Caught up with the code posted above.
Steeve
23-Feb-2012
[314x5]
url! syntax (both R2,R3)
I've not created specific charsets, so the rule is more verbose.

- The first char! same as for word! (less "+-")
- Must contain at least one ':'
- "/" Allowed only after the first ":"
- Escape-uri allowed like in email!

url-syntax: [
	not digit not #"'" not sign word-char
	any [escape-uri | not termination-char not #":" skip]
	#":"
	any [escape-uri | #"/" | not termination-char skip]
]
Forgot the case when it begins with '"." 
I should have stick with the word-syntax much closer
url-syntax: [
	[#"." not digit | not digit not #"'" not sign word-char]

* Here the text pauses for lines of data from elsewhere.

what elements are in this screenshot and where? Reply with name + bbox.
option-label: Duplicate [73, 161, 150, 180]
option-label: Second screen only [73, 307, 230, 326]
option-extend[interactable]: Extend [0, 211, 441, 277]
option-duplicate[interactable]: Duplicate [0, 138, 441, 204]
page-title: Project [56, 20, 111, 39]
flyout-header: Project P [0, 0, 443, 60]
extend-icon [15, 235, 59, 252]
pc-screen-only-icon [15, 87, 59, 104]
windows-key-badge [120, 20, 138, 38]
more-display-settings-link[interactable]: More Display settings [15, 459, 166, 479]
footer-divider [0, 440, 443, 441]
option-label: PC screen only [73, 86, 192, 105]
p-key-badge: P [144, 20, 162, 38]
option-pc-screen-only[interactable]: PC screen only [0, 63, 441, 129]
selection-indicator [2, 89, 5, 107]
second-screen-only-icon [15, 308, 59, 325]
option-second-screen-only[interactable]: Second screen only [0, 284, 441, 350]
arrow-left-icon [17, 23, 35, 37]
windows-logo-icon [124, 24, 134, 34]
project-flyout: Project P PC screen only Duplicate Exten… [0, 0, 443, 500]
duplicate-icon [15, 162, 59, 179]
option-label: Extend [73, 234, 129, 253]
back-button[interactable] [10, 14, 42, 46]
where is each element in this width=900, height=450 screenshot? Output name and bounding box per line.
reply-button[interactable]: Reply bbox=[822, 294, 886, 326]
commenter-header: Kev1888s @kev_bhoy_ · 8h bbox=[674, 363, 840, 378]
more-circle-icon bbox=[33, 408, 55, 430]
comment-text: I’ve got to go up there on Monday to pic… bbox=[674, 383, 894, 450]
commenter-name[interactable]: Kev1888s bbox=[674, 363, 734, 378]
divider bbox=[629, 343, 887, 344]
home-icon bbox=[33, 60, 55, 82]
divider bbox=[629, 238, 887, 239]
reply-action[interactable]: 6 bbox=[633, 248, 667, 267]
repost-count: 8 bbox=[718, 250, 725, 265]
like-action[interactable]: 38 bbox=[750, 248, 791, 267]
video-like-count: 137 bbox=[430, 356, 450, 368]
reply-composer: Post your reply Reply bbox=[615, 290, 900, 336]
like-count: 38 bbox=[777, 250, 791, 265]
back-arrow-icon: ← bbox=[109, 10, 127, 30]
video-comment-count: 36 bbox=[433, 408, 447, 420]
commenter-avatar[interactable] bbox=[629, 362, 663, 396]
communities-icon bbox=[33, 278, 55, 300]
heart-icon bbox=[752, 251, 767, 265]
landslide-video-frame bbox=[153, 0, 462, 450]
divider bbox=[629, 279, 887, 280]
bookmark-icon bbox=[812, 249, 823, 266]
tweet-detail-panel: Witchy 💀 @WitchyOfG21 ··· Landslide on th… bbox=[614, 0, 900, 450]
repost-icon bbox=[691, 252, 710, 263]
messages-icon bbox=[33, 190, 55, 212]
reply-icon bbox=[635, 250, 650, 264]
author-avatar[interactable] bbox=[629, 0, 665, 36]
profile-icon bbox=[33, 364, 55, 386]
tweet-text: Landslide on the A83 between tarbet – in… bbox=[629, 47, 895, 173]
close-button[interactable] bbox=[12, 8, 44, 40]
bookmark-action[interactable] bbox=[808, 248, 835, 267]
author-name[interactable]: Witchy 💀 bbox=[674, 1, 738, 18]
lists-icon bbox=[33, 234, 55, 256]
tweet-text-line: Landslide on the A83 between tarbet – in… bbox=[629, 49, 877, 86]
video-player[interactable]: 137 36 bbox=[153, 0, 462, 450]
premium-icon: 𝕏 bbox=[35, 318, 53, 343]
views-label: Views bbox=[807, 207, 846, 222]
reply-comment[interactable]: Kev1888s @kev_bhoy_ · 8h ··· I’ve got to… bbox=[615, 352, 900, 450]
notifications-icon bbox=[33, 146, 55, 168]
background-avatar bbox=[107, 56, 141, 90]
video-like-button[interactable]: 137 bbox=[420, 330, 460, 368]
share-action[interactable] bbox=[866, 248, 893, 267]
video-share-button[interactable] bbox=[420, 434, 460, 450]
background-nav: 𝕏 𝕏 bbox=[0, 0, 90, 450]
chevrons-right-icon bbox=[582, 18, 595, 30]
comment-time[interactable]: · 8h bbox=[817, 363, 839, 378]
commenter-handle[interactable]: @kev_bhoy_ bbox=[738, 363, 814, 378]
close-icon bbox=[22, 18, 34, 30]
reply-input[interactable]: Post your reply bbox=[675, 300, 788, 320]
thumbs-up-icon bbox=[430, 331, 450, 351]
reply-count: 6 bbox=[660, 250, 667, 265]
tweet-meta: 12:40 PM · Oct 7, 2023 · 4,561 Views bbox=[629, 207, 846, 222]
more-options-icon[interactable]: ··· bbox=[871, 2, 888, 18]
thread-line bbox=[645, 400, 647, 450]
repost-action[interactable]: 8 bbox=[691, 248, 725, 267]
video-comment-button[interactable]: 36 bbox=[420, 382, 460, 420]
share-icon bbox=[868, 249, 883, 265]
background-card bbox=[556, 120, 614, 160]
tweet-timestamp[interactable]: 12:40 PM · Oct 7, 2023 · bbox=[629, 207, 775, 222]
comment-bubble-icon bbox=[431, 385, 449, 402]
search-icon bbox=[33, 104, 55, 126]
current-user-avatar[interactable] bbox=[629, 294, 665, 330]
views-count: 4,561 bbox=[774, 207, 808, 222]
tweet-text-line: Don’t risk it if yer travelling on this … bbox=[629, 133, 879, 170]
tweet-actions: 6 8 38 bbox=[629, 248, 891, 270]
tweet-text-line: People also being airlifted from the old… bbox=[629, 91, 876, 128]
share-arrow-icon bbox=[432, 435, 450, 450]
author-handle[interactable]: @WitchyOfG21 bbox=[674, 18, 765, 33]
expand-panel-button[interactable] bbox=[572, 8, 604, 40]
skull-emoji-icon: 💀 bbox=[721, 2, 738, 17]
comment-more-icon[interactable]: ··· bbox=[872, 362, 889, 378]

	any [escape-uri | not termination-char not #":" skip]
	#":"
	any [escape-uri | #"/" | not termination-char skip]
]
hum... still wrong
url-syntax: [
	not [digit | #"'" | #"." digit | sign] word-char
	any [escape-uri | not termination-char not #":" skip]
	#":"
	any [escape-uri | #"/" | not termination-char skip]
]
BrianH
23-Feb-2012
[319x3]
That's a good start! I'm really curious about whether ulrs and emails 
deal with chars over 127, especially in R3. As far as I know, the 
URI standards don't support them directly, but various internationalization 
extensions add recodings for these non-ASCII characters. It would 
be good to know exactly which chars supported in the data model, 
so we can hack the code that supports that data to match.
When last I checked, R3 considers all chars over 127 to be word-chars. 
It is considered to be non of REBOL's business whether a printer 
or display would show the character, so that even includes the additional 
Unicode space and control characters beyond ASCII. R3 has a binary 
parser, you see.
non of -> none of
Steeve
23-Feb-2012
[322]
yeah
BrianH
23-Feb-2012
[323]
Do you know if the REBOL syntax parser (LOAD and TRANSCODE) handles 
the unescaping and puts the decoded data into the url! structure, 
or if that is handled by the DECODE-URL mezzanine code? I'm hoping 
it's handled by the mezzanine, because it's broken in both R2 and 
R3 and mezzanine changes are the only kind we can make at the moment.